The Indiana Court of Appeals on Tuesday ruled a Huntington County judge did not violate state guidelines or the U.S. Constitution in barring the broadcast of an audio recording made during a sentencing hearing in his courtroom earlier this year.
The appeal was filed by attorneys on behalf of WPTA/ABC21, which obtained the recording from the Huntington court.
Huntington Circuit Judge Thomas Hakes cited a judicial conduct rule in April, when he released the audio, confirming that it was an official record made by the court but preventing its broadcast under threat of a contempt citation.
The audio file included testimony from the sentencing phase of the trial of Dr. John Mathew, who pleaded guilty to two counts of felony sexual battery on an employee at his clinic. The plea deal reduced the charges from the initial counts of rape, sexual battery and battery.
Mathew received no jail time, prompting a protest outside the courthouse by area residents who felt the sentence did not go far enough. The lead prosecutor in the case called the sentence "disappointing."
Hakes denied an ABC21 Motion to Reconsider, and the station filed an appeal. The appeal was supported by the Society of Professional Journalists, National Freedom of Information Coalition, Reporters Committee for Freedom of the Press, Radio Television Digital News Association and Indiana Broadcasters Association.
Writing for the Court of Appeals, Judge Patricia Riley found that the broadcast of an audio recording -- even after the conclusion of the trial -- "would have an intimidating impact, not only on the behavior of the witnesses and other actors -- causing possible fear and reluctance to testify -- but also on the openness and candidness of any trial testimony."

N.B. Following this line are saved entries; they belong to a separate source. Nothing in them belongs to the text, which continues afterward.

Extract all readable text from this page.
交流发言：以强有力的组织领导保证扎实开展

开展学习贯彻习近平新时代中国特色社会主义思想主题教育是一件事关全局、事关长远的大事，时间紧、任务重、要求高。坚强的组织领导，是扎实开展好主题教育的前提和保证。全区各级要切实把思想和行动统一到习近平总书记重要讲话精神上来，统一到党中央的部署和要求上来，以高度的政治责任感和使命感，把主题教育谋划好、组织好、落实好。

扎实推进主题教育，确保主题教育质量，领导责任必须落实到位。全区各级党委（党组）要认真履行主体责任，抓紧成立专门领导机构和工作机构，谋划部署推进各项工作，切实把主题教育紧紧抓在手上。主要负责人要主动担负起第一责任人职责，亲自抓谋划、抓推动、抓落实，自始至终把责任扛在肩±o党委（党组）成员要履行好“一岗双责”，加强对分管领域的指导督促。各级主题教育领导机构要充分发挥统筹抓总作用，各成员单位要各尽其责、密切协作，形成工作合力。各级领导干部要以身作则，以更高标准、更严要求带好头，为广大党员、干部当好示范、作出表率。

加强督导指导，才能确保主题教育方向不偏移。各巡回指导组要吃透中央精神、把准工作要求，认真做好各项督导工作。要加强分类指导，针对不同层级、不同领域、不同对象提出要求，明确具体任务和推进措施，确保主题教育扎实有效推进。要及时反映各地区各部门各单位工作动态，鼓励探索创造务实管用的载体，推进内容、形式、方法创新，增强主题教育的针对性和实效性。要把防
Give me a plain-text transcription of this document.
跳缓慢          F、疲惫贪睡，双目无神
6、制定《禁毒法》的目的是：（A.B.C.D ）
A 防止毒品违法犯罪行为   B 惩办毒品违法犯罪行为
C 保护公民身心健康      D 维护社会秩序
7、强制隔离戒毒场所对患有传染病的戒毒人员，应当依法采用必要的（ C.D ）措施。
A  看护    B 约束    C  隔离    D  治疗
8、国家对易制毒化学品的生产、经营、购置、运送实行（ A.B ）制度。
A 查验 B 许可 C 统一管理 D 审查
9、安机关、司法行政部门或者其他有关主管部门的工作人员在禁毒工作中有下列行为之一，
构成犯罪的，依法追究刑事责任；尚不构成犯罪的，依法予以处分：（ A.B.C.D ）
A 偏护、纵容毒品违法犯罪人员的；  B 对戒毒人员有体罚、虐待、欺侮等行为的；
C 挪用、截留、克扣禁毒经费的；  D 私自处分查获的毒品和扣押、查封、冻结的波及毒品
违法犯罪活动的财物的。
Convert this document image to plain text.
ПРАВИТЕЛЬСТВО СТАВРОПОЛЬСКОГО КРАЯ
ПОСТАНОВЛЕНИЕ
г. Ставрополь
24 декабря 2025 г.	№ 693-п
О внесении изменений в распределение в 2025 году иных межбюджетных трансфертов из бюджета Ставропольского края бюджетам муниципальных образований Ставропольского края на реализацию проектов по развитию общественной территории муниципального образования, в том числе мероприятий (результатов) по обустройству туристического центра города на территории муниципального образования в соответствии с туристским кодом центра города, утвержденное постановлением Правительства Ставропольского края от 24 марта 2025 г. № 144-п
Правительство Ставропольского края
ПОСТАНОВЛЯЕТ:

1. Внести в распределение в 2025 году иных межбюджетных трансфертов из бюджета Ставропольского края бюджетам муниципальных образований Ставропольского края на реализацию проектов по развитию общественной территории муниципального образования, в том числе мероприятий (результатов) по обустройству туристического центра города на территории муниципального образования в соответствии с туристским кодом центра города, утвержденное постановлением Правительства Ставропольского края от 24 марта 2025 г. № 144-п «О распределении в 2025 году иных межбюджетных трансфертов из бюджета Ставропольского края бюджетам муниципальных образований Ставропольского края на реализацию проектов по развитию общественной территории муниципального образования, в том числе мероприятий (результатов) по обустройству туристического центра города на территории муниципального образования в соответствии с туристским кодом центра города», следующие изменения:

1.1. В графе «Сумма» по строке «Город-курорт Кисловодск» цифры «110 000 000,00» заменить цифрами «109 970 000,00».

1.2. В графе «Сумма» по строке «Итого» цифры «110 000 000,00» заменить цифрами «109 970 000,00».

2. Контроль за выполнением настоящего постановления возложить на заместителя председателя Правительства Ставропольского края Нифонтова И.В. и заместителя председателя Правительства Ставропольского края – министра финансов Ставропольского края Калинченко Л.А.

The Court of Appeals defended the Constitutionality of "Judicial Rule 2.17," which bars the use of cameras or other third-party recording devices and which the courts have applied to official audio recordings, as well. Judge Riley writes: "By limiting the scope of Judicial Rule 2.17 to merely those instances where the governmental interest is strongest, the state judiciary has narrowly tailored the Rule to advance its legitimate interest without overly burdening free expression while, at the same time, providing ample alternative channels of communication of the information contained in the recordings by making the transcripts of the hearing available."
Rules vary, but the majority of states allow the use of second-party (such as news media) video and audio recording devices in criminal court proceedings. In some cases, judges may impose restrictions or directives.
Though Indiana's lower court system operates under a blanket ban of such outside recording devices, the state's Court of Appeals and the Indiana Supreme Court broadcast proceedings as they take place and make them available via an archive on the Court website. Oral arguments were not presented in the ABC21 appeal.